This is a wee note to you, if you work in the NHS.
I used to think that when you graduated, as a nurse, a doctor, a therapist, a physio, you owed the NHS a good few years service.
This work would be challenging. But your service was part-repayment for the free education.
And you received, as a bonus, the genuine heartfelt admiration, respect and love of all of us who have relied upon the NHS over the years.
Scots trained in the public systems who immediately disappeared abroad, or who chased the money into private healthcare were being a wee bit selfish I thought.
I don’t think that any more.
You don’t owe us a thing.
We havnae held up our end of the bargain.
So many parts of particularly frontline care are no longer safe, nor appropriate, places to work.
Why are dedicated staff leaving the NHS? Ask my friend
I ken a good number of folk that work with you within the NHS – some close pals, some distant acquaintances – who are throwing their hands up in disgust at the work environment and walking away.
One Dundonian pal of mine loves being a nurse.
He worked hard to get there.
He put in the hard yards as a hospital porter, getting his education while working brutal backshifts and late nights, before becoming a qualified and dedicated nurse in the intensive care unit in a main national hospital.
It was demanding. But he found it meaningful.
Then Covid came along.
He told me me: “Usually in the ICU, you’d have four folk come in that were near dead, and you’d save three. Wi covid, it was like a dozen coming in, and they were all dying.”
It was a traumatic event.
He received no meaningful support, or a break to recover.
He just found himself getting worked harder and harder and harder, as the provision around him creaked and, in places, buckled.
Shortly after that, he and his partner packed up and moved overseas.
They continue to work as nurses. He and I keep in touch.
He’s happier now.
Work is more respectful of his time. He is better paid. His quality of life has improved.
“Conditions in the UK are poor,” he said. “And you’re told to put up with it, and if you strike you risk harming your patients.
“You really have to want to work as a nurse otherwise its pointless.”
Same pay, fewer burdens – the staff leaving the NHS to work in Tesco
Another pal’s daughter, also raised around here, and now in her early twenties, is doing the same.
She’s only a few years into nursing and already she’s leaving the NHS to work in New Zealand.
Why, I asked.
The answer was simple. “Better pay for less stress. The nurse:patient ratio is better.”
She can help people to a higher standard, and experience fewer negative impacts.
Why wouldn’t you go?
It has been made pretty clear that we don’t appreciate your efforts enough. If the job’s killing you, pack up and leave. You don’t owe us a thing
She has pals leaving the NHS to work in Tesco, because they can earn the same pay as shop staff with none of the burden of responsibility.
I’m sure you’ll have plenty of pals and colleagues who have left too, and even more who are chatting about leaving on breaks and at the canteen.
Maybe you’ve thought about it yourself.
No one would blame you if you went.
Governments to blame, and we’re the ones who elected them
Of course, your work is partly a profession and partly a vocation.
You do it because it is in you to help and to heal.

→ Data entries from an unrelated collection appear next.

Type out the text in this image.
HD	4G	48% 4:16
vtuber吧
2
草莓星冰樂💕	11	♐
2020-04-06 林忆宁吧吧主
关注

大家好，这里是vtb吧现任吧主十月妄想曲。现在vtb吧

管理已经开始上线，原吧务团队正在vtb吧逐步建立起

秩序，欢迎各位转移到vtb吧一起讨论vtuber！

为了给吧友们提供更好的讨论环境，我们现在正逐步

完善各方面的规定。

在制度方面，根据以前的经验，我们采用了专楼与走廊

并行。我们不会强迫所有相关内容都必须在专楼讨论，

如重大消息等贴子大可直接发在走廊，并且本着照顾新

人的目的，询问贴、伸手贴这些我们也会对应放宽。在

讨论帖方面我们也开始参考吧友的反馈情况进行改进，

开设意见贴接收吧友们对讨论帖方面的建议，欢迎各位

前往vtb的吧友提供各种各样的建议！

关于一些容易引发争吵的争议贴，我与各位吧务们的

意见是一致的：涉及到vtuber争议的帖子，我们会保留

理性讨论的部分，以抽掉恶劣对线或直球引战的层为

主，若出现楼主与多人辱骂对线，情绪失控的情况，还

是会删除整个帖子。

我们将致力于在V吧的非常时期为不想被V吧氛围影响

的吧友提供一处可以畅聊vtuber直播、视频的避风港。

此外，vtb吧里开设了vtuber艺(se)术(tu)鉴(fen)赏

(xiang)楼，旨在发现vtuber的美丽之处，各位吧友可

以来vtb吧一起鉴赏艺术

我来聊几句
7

Successive governments have taken advantage of that fact.
We’ve betrayed you, not the other way around.
The governments we elect in both the UK and in Scotland have not successfully evolved the NHS into an entity fit for purpose in 2023.
That’s not your fault. It’s ours for electing the incapable, and not demanding that the overhauls take place.
It has been made pretty clear that we don’t appreciate your efforts enough.
If the job’s killing you, pack up and leave. You don’t owe us a thing.
I support the strikers. And now I also support the leavers. The back turners. The ones who have given all they can give, taken all they can take, and now need to sinder from the old NHS.
Anti-strike law – the action of a government that can no longer rely on goodwill
You could have expected that, with so many of you and your colleagues out on strikes, and droves more heading for the airport departure lounges, your elected leaders would be grovelling.
Apologies. Pay bumps. Desperate pleading with you to keep on working, that we’ll find a way to fix this.
Patients are waiting hours on trolleys and in ambulances. This is a service in crisis.
Our ambulance workers are clear – the government now needs to listen and act. pic.twitter.com/8HLqIMqPqK
— GMB Union (@GMB_union) January 11, 2023
Not a bit of it.
The Tories are passing a hastily prepared bit of legislation which will force NHS staff into work during strikes.
They will attempt to pass it this coming Monday.
If my paymasters demanded I kept going in to work on strike days, and had underfunded and under-supported me to the extent I could no longer do my job well, I would walk away.
As Gary Smith, GMB general secretary said recently: “The NHS can only function with the goodwill of its incredible staff.”
The majority of us recognise that.
But I don’t blame you in the slightest if you feel that your well of goodwill has run dry.